# LONDON: 1 Day/Night



## Jones (Mar 12, 2008)

Hello, 
I will be passing through London for one day and night this coming Thursday. In brief, I am a New Yorker, 30 yrs old, and fancy myself to be fairly knowledgeable on food and drink (and of course, sartorialism). The closest thing NY has to a true "gastro pub" is April Bloomfield's Spotted Pig. It is cozy, past the point of trendy, yet still extremely well-healed, I can eat and drink, and always end up staying longer than anticipated.

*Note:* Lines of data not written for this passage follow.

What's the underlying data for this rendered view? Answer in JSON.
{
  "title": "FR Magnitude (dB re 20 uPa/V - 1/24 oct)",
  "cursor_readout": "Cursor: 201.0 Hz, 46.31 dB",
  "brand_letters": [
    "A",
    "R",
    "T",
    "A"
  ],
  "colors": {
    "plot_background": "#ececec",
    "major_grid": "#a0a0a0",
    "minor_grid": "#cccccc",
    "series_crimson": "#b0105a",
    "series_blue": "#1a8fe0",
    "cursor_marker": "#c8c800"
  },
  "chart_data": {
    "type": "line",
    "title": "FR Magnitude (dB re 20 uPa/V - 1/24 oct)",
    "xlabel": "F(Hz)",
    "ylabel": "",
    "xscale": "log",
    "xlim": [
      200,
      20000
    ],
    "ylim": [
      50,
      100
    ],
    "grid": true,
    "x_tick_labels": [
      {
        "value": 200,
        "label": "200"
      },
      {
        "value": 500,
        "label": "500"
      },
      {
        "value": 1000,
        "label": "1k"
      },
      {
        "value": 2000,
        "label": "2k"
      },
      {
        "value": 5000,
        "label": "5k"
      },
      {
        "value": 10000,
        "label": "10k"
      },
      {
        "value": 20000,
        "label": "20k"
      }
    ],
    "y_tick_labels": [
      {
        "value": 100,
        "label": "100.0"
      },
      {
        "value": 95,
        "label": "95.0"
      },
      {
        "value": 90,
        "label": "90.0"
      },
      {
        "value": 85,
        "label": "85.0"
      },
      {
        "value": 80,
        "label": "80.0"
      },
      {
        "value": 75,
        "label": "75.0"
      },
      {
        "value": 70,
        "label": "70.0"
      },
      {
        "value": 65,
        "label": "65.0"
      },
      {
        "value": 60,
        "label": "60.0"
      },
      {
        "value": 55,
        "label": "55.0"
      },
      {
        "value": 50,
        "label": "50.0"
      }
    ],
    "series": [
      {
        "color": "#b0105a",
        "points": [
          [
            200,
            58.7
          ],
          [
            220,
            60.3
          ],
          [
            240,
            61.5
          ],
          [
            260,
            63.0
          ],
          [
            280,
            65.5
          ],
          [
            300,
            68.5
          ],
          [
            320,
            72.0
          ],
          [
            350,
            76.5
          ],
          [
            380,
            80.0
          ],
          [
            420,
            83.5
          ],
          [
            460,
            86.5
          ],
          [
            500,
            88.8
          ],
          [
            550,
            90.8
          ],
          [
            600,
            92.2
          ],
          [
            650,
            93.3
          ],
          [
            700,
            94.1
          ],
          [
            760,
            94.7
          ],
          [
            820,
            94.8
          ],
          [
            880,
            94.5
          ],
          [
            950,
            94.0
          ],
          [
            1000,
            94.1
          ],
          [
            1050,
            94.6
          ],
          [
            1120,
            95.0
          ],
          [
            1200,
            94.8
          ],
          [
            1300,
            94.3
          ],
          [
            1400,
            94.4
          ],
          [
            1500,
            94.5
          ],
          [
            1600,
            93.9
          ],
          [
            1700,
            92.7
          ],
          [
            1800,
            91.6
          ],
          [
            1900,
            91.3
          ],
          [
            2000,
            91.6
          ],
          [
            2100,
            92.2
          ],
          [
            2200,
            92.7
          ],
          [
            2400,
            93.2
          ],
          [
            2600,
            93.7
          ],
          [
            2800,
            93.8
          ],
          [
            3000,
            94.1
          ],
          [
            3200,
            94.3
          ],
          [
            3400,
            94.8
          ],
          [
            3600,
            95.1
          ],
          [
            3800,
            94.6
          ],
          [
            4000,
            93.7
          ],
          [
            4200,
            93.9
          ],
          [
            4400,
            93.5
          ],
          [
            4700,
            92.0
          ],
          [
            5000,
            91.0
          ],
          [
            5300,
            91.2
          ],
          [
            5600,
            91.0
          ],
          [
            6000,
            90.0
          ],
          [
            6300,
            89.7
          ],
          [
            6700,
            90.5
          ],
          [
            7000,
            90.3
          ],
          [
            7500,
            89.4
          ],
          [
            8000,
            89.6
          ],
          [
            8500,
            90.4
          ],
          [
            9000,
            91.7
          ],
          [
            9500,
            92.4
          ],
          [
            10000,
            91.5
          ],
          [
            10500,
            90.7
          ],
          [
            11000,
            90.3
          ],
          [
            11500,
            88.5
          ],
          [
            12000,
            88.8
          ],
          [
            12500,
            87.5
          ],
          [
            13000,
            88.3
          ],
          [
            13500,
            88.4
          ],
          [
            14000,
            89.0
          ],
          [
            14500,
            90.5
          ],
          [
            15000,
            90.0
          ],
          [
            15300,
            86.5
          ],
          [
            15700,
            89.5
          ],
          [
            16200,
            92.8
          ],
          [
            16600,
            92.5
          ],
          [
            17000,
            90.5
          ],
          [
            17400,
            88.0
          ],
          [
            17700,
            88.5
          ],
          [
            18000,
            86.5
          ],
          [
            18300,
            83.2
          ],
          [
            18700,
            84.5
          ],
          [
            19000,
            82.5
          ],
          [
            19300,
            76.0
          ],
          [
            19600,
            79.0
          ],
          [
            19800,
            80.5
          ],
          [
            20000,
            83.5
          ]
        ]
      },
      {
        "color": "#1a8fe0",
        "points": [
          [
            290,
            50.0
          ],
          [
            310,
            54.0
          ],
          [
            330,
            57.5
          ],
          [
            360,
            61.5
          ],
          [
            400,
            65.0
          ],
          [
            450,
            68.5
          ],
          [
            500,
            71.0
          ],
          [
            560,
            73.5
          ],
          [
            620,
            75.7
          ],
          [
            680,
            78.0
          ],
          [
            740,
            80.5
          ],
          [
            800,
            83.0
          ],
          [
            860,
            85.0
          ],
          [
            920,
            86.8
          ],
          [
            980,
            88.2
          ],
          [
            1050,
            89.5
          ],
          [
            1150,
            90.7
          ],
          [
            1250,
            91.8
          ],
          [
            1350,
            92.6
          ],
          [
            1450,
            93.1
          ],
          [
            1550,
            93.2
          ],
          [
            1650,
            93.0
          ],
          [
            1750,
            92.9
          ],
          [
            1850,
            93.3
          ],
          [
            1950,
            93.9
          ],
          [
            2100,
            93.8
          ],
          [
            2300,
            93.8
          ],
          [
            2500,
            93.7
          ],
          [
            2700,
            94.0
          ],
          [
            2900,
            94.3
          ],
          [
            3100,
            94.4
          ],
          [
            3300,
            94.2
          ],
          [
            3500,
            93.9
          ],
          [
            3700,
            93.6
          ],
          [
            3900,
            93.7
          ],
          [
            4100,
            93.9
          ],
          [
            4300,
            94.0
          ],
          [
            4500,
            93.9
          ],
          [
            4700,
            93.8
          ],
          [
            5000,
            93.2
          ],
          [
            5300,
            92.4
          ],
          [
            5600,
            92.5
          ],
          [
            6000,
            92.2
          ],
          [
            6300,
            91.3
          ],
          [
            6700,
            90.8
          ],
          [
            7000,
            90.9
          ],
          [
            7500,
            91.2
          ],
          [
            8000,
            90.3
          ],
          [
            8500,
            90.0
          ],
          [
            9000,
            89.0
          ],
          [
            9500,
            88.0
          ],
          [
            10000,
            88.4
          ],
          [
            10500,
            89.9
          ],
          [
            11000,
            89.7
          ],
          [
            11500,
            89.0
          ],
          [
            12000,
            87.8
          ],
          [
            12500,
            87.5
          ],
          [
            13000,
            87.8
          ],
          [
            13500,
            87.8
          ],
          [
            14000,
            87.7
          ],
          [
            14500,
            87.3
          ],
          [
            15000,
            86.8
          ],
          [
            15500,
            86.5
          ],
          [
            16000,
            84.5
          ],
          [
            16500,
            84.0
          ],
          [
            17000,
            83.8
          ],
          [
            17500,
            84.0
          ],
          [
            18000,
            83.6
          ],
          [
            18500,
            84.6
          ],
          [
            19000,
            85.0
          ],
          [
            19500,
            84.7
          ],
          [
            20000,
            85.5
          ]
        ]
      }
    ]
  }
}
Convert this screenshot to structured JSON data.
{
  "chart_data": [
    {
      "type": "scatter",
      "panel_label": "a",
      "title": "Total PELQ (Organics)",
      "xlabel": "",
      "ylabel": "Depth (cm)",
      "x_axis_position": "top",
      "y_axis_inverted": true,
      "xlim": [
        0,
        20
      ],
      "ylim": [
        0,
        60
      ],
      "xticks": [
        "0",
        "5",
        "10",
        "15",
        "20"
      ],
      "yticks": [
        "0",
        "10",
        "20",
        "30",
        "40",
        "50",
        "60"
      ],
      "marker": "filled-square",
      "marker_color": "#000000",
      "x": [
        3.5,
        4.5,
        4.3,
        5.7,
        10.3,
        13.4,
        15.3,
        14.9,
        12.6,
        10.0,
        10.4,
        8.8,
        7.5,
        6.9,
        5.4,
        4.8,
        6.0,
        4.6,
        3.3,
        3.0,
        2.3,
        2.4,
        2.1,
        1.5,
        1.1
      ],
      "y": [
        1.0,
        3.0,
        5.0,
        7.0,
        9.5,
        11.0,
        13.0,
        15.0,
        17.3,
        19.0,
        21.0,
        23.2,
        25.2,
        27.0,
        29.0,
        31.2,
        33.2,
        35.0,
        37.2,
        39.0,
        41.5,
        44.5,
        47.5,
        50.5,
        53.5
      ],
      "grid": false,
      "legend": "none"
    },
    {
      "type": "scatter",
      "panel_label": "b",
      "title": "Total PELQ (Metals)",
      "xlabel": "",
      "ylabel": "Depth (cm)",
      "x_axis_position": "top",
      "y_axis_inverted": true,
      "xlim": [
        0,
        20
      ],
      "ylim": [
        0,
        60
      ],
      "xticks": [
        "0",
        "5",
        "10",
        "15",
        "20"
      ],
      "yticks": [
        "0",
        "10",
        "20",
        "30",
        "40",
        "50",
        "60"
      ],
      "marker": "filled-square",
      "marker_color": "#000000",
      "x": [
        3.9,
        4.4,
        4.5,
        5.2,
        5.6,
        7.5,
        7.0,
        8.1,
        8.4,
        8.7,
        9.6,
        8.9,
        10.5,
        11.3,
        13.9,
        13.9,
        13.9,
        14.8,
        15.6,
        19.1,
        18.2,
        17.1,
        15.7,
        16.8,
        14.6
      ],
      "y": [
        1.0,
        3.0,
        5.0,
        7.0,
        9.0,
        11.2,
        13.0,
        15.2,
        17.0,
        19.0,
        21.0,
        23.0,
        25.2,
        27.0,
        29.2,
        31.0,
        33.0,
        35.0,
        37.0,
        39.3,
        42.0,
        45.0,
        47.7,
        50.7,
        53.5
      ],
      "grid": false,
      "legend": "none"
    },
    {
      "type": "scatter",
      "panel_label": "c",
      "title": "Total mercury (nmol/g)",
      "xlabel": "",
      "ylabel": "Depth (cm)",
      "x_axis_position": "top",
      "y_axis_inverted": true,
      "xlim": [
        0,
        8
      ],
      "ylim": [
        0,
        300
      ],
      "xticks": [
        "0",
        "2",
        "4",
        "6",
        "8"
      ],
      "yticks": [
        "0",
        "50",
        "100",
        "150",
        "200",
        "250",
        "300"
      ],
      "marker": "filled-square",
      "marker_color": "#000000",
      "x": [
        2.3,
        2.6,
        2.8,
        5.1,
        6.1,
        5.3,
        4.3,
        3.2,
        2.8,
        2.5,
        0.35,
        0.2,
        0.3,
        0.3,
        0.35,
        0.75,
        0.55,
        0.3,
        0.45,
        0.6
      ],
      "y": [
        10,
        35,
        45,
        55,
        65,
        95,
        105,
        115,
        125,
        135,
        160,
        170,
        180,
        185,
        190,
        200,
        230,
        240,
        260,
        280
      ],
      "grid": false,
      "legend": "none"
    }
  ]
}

I have no interest in haute cuisine, and am looking for equal parts culinary bliss and what I described above. I will be dining alone. Any recommendations are appreciated.
~ jones
ps: a recommendation or two for well-respected cocktails would also be appreciated. If I hear the bar at the Claridge's Hotel one more time . . .


----------



## going grey (May 22, 2006)

Try,,,The Admiral Codrington in Chelsea...very central

or The Eagle 159 Farringdon Rd..bit further out but still within the bounds of civilization

Why don't you go to the Wolsley on Piccadilly definitely not a pub .. glitzy and exciting but Pub food basically

( go to the Dorchester for cocktails but avoid the Savoy)


----------